Читать «Откровение и сокровение» онлайн - страница 165

Лев Александрович Аннинский

Туда, откуда «зовы».

«Здесь» – ничего, все – «там». И чудится человеку, что «все это» уже с ним было, а где и когда – не ведает. У Казакова – совершенно уникальная (лермонтовская!) запредельная память: судьба его героев коренится в какой-то потусторонней, космической глубине, куда их тянет безотчетно, властно: «здесь», на «этой» земле они гости. Потому и бегут.

Странность казаковского присутствия, одновременно глубоко укорененного, русского, деревенского, природного, и вместе с тем – «нездешнего», надмирного, музыкального, может, конечно, озадачить его биографов. Писатель, проложивший пути для русских «деревенщиков», – вырос «на арбатских дворах». Писатель, оставивший пленительные картины природы, с детства этой природы «в глаза не видел и не думал о ней», – он эту природу вычитывал из книг «в темной, холодной и голодной Москве» военных лет, а видел – когда ездил в ссылку к отцу, посаженному впервые «за недоносительство» в 1933 году и поневоле жившему «на природе»… Писатель, одаренный уникальной литературной техникой, был практически первым литературно образованным человеком в своем роду, да и роду-то того было – всего два городских колена: семья рабочая, московская, а деды-бабки – из смоленских крестьян; дальше – вроде бы туман; родителей отделили рвом Беломорканала… Были только глухие намеки на 1937 год, и ведь на самом деле – ездил к отцу на поселение, и именно там «приобщился» к таежной природе, к охоте; а что не афишировал – так ведь плаха репрессивная на сознании лежала!
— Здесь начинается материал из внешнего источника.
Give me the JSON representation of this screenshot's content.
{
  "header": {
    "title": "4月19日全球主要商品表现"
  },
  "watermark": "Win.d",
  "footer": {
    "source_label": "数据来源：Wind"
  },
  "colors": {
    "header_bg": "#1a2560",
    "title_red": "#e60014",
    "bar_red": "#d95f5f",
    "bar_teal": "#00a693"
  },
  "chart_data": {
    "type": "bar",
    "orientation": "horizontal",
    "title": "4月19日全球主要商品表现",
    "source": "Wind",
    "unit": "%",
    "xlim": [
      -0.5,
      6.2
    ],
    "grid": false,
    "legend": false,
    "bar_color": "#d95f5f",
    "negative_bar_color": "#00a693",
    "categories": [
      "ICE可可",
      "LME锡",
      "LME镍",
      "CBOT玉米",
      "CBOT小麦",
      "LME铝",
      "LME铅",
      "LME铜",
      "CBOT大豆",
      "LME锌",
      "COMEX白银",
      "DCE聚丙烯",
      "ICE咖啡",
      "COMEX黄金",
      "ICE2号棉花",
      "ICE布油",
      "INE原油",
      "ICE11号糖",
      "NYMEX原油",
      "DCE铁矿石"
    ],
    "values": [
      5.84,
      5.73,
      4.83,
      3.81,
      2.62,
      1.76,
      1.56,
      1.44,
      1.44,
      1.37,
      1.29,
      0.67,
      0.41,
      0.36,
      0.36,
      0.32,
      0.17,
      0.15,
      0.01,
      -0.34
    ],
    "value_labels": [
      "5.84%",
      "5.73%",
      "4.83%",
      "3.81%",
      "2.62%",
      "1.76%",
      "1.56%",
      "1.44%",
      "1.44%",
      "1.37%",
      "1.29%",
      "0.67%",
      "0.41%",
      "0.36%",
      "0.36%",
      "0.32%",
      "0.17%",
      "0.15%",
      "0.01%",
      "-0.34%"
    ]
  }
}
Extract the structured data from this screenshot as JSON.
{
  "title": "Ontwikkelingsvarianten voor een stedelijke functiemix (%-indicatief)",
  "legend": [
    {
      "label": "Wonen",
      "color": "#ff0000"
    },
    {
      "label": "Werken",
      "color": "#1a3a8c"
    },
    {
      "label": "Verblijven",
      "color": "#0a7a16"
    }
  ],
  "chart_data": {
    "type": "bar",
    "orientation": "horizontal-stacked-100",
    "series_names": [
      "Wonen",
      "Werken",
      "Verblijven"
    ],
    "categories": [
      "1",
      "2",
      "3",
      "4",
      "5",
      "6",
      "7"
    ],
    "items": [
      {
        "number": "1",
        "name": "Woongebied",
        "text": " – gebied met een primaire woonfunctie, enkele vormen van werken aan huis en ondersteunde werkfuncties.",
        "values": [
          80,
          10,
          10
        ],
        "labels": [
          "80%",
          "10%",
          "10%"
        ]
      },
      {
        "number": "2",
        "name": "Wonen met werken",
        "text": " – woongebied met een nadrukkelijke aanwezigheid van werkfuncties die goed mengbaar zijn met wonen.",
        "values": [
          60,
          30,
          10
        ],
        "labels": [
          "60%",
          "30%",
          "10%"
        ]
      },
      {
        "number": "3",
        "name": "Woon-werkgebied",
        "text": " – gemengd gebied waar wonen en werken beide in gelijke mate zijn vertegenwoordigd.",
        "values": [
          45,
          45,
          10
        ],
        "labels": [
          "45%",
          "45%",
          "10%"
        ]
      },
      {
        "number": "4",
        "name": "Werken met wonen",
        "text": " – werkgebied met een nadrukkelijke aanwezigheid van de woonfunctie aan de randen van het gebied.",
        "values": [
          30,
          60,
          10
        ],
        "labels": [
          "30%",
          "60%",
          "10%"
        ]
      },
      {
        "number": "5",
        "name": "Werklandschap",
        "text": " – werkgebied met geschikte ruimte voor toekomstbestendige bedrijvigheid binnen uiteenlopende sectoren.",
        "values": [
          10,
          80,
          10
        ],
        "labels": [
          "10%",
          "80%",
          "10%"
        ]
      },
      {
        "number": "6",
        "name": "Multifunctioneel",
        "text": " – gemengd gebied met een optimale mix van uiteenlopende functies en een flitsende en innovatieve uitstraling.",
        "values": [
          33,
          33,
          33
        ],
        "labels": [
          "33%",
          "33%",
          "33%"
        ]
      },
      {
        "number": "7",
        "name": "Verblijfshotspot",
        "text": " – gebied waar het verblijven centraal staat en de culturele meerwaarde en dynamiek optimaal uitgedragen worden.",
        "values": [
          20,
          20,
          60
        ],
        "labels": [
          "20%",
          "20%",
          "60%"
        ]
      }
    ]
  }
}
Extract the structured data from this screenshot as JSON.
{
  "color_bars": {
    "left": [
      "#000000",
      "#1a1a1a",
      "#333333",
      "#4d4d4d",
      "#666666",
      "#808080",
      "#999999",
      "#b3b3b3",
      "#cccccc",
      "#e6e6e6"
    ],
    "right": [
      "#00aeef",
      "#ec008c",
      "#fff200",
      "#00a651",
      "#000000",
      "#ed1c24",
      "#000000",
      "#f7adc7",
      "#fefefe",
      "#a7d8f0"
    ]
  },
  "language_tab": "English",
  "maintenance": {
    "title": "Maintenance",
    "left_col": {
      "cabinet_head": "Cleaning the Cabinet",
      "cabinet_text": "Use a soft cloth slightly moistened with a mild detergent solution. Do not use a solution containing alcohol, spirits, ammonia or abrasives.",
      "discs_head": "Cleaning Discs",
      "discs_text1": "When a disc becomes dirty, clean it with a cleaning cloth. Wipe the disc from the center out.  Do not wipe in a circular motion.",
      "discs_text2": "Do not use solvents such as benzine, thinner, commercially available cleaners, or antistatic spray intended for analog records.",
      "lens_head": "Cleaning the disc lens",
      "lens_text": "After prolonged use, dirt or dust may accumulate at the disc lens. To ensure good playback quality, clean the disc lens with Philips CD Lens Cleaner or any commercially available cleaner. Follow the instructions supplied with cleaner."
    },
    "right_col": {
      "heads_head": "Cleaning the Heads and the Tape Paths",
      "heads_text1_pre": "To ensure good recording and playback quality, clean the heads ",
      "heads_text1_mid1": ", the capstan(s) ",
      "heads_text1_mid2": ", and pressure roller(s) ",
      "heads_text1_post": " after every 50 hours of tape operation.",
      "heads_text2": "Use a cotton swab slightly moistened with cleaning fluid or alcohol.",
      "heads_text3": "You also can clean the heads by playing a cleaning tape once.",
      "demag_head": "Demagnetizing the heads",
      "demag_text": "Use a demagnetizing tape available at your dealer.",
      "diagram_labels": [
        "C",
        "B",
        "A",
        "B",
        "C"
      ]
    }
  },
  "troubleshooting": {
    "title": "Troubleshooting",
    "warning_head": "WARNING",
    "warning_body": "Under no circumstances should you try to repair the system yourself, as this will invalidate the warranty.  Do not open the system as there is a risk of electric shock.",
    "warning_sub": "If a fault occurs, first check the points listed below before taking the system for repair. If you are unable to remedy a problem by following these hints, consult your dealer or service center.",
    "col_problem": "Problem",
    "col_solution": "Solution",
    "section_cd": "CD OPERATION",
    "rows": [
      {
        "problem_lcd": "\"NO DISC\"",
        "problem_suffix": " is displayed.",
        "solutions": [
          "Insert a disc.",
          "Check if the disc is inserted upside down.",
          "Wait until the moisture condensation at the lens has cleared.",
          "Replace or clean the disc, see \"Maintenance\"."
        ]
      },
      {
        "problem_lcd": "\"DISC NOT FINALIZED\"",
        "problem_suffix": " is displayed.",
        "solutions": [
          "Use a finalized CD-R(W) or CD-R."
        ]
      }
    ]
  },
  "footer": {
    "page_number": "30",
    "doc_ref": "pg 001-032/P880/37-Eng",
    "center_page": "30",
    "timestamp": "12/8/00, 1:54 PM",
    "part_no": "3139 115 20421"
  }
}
Вот и получалось, что ни с землей вроде бы связей никаких, ни с деревней. Все получено – «из запредельности». Простор – и «зовы».

Двоятся, зыблются, дрожат контуры предметов. Вспыхивают и гаснут страсти, «оборачиваются» характеры. Благостный странник ведет себя как плотоядный жеребец-насильник; красавец-пейзанин оказывается костоломным дурнем. Но и угрюмый бирюк «из бывших», источающий ненависть к нынешним «лодарям», – может обнаружить голубиную душу сокрытую под десятью слоями коросты. Может, это он сложил северные песни, былины, руны! Может, это он и выстроил когда-то церковь в Кижах и топор забросил, чтоб повторить было нельзя…

«Ах, Нестор, Нестор…»

Потаенная нежность казаковской интонации, скрытая за скуповатостью штрихового рисунка, за строгой, музыкально просчитанной экономностью слова, – вдруг вырывается на поверхность в поздних его рассказах, посвященных младенцу-сыну. «Во сне ты горько плакал». Странная для Казакова сентиментальность и какая-то горячечная беззащитность появляются в его стиле, и кажется, что стиль сломан, подорван, разжижен, расслаблен экзальтацией… что любой приличный писатель точно так же вот описывал бы чувства отца, поздно дождавшегося своего первенца.

Но «чисто казаковское» вдруг всплывает со дна этой теплой купели – запредельной, «космической» тревогой. Ребенок плачет беспричинно и безутешно, потому что чует, как его душа отделяется, прощается с отцовской. ЗНАТЬ этого он не может: он ничего в жизни своей не видел, кроме внимательных нежных родительских глаз. Откуда же эти слезы во сне, этот ужас прощанья навсегда?